Quant au maintien de la « double peine » qui prévoit l'obligation pour les internautes sanctionnés de continuer à payer leur abonnement même une fois leur connexion suspendue, comment ne pas y voir l’influence des fournisseurs d’accès, inquiets d’une perte de recettes.
Mais la disposition la plus préoccupante se situe au niveau des libertés publiques, avec la possibilité de suspendre une connexion à Internet sans décision de justice. Un dangereux précédent qui suppose également la surveillance des connexions Internet des « suspects » de téléchargement, en dehors de toute autorisation d’un juge.
On peut espérer que ces dispositions de la loi Hadopi s’avèreront contestables sur un plan légal. Elles sont contradictoires avec l’amendement adopté par le Parlement européen le 6 mai dans le cadre du « Paquet telecom » et qui précise qu’ « aucune restriction ne peut être imposée à l'encontre des droits fondamentaux et des libertés des utilisateurs finaux, sans décision préalable des autorités judiciaires ». Ce qui signifie que seule une décision de justice peut restreindre l’accès à Internet, reconnu comme un droit fondamental.
En France, la Commission nationale de l'informatique et des libertés (CNIL), a profité de la publication de ses activités 2008 pour revenir sur le rapport qu’elle avait transmis au gouvernement concernant la loi Hadopi et qui a été volontairement mis de côté. La CNIL s’interroge en particulier sur le processus de « déjudiciarisation ».
Les droits d’auteur des journalistes mis à mal
Texte fourre-tout, la loi Hadopi réforme également les droits d’auteur des journalistes, très fluctuants sur Internet. En réponse aux associations de journalistes qui avaient exprimé leurs préoccupations auprès des parlementaires, il avait été promis que la loi reprendrait les recommandations des Etats généraux de la Presse, inspirées des propositions du « Livre Blanc » acté le 8 octobre 2007 entre les syndicats de journalistes et les éditeurs de presse.
Or, la loi Hadopi détourne totalement ces dispositions. Le principe du droit d’auteur est tout d’abord reconnu dans son article 10bis A, qui prévoit que l’exploitation de l’œuvre d’un journaliste hors de son titre de presse est subordonnée à son accord à titre individuel ou dans un accord collectif, et doit donner lieu à rémunération. Mais un peu plus loin, le sous-amendement présenté par le député UMP Christian Kert, et n’ayant fait l’objet d’aucune négociation préalable, permet de fait aux employeurs de ne pas verser cette rémunération et modifie fondamentalement le contrat de travail des journalistes.
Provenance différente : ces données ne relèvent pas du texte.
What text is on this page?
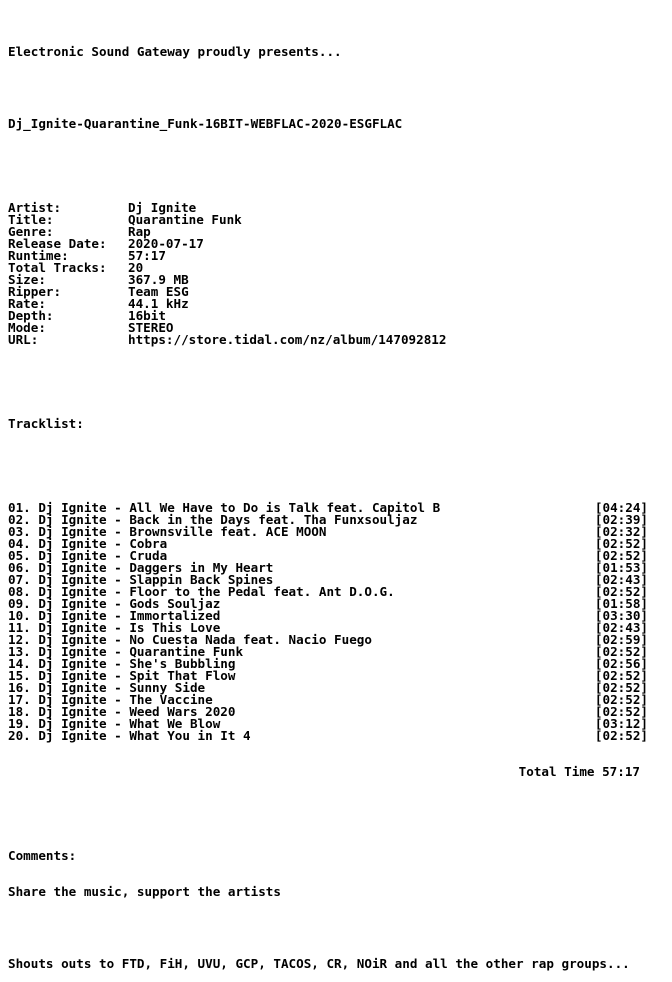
Electronic Sound Gateway proudly presents...

Dj_Ignite-Quarantine_Funk-16BIT-WEBFLAC-2020-ESGFLAC

Artist:	Dj Ignite
Title:	Quarantine Funk
Genre:	Rap
Release Date:	2020-07-17
Runtime:	57:17
Total Tracks:	20
Size:	367.9 MB
Ripper:	Team ESG
Rate:	44.1 kHz
Depth:	16bit
Mode:	STEREO
URL:	https://store.tidal.com/nz/album/147092812

Tracklist:

01. Dj Ignite - All We Have to Do is Talk feat. Capitol B	[04:24]
02. Dj Ignite - Back in the Days feat. Tha Funxsouljaz	[02:39]
03. Dj Ignite - Brownsville feat. ACE MOON	[02:32]
04. Dj Ignite - Cobra	[02:52]
05. Dj Ignite - Cruda	[02:52]
06. Dj Ignite - Daggers in My Heart	[01:53]
07. Dj Ignite - Slappin Back Spines	[02:43]
08. Dj Ignite - Floor to the Pedal feat. Ant D.O.G.	[02:52]
09. Dj Ignite - Gods Souljaz	[01:58]
10. Dj Ignite - Immortalized	[03:30]
11. Dj Ignite - Is This Love	[02:43]
12. Dj Ignite - No Cuesta Nada feat. Nacio Fuego	[02:59]
13. Dj Ignite - Quarantine Funk	[02:52]
14. Dj Ignite - She's Bubbling	[02:56]
15. Dj Ignite - Spit That Flow	[02:52]
16. Dj Ignite - Sunny Side	[02:52]
17. Dj Ignite - The Vaccine	[02:52]
18. Dj Ignite - Weed Wars 2020	[02:52]
19. Dj Ignite - What We Blow	[03:12]
20. Dj Ignite - What You in It 4	[02:52]

Total Time 57:17

Comments:

Share the music, support the artists

Shouts outs to FTD, FiH, UVU, GCP, TACOS, CR, NOiR and all the other rap groups...
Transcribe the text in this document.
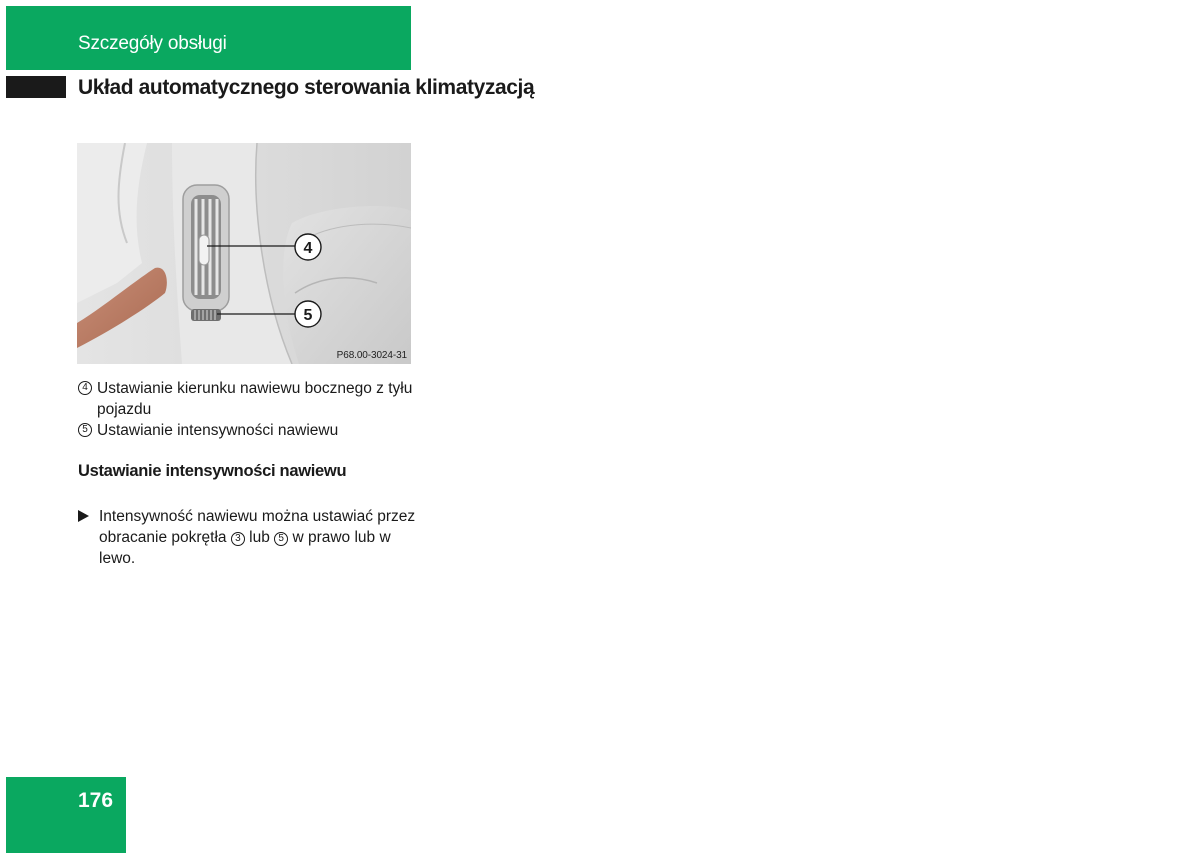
Szczegóły obsługi
Układ automatycznego sterowania klimatyzacją
4
5
P68.00-3024-31
4 Ustawianie kierunku nawiewu bocznego z tyłu pojazdu
5 Ustawianie intensywności nawiewu
Ustawianie intensywności nawiewu
Intensywność nawiewu można ustawiać przez obracanie pokrętła 3 lub 5 w prawo lub w lewo.
176
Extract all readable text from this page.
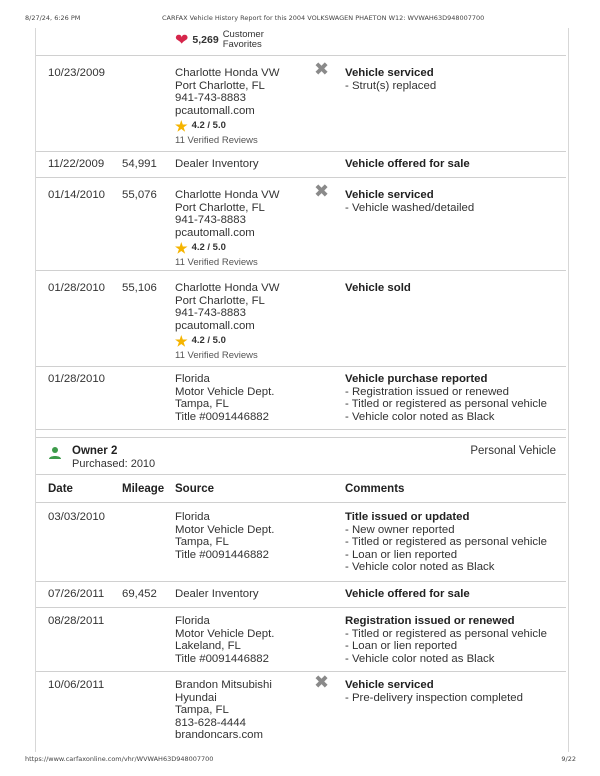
8/27/24, 6:26 PM	CARFAX Vehicle History Report for this 2004 VOLKSWAGEN PHAETON W12: WVWAH63D948007700
❤ 5,269 Customer
Favorites
10/23/2009	Charlotte Honda VW
Port Charlotte, FL
941-743-8883
pcautomall.com
★ 4.2 / 5.0
11 Verified Reviews
✖ Vehicle serviced
- Strut(s) replaced
11/22/2009 54,991 Dealer Inventory	Vehicle offered for sale
01/14/2010 55,076 Charlotte Honda VW
Port Charlotte, FL
941-743-8883
pcautomall.com
★ 4.2 / 5.0
11 Verified Reviews
✖ Vehicle serviced
- Vehicle washed/detailed
01/28/2010 55,106 Charlotte Honda VW
Port Charlotte, FL
941-743-8883
pcautomall.com
★ 4.2 / 5.0
11 Verified Reviews
Vehicle sold
01/28/2010	Florida
Motor Vehicle Dept.
Tampa, FL
Title #0091446882
Vehicle purchase reported
- Registration issued or renewed
- Titled or registered as personal vehicle
- Vehicle color noted as Black
Owner 2
Purchased: 2010
Personal Vehicle
Date	Mileage Source	Comments
03/03/2010	Florida
Motor Vehicle Dept.
Tampa, FL
Title #0091446882
Title issued or updated
- New owner reported
- Titled or registered as personal vehicle
- Loan or lien reported
- Vehicle color noted as Black
07/26/2011 69,452 Dealer Inventory	Vehicle offered for sale
08/28/2011	Florida
Motor Vehicle Dept.
Lakeland, FL
Title #0091446882
Registration issued or renewed
- Titled or registered as personal vehicle
- Loan or lien reported
- Vehicle color noted as Black
10/06/2011	Brandon Mitsubishi
Hyundai
Tampa, FL
813-628-4444
brandoncars.com
✖ Vehicle serviced
- Pre-delivery inspection completed
https://www.carfaxonline.com/vhr/WVWAH63D948007700	9/22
Jusqu’à présent un journaliste devait être employé par un seul titre de presse, précisé dans son contrat. Le nouveau texte modifie le code du travail en spécifiant : « La collaboration entre une entreprise de presse et un journaliste professionnel porte sur l’ensemble des supports du titre de presse tel que défini au premier alinéa de l’article L. 132-35 du code de la propriété intellectuelle, sauf stipulation contraire dans le contrat de travail ou dans toute autre convention de collaboration ponctuelle. ». Cette modification va permettre de rédiger des contrats imposant de travailler sur l’ensemble des supports d’un groupe : papier, Internet, radio, télévision… Ce qui permettra la publication des œuvres d’un journaliste sur tous ces supports sans son accord et sans paiement de droits d’auteur. Pour les contrats de travail en cours d’exécution, l’employeur pourra imposer un avenant au journaliste précisant que sa collaboration sera désormais multi-supports. Que se passera-t-il pour le journaliste refusant cet avenant ? Quant aux journalistes pigistes qui n’ont pas de contrat de travail, on peut supposer qu’ils seront parmi les premiers touchés.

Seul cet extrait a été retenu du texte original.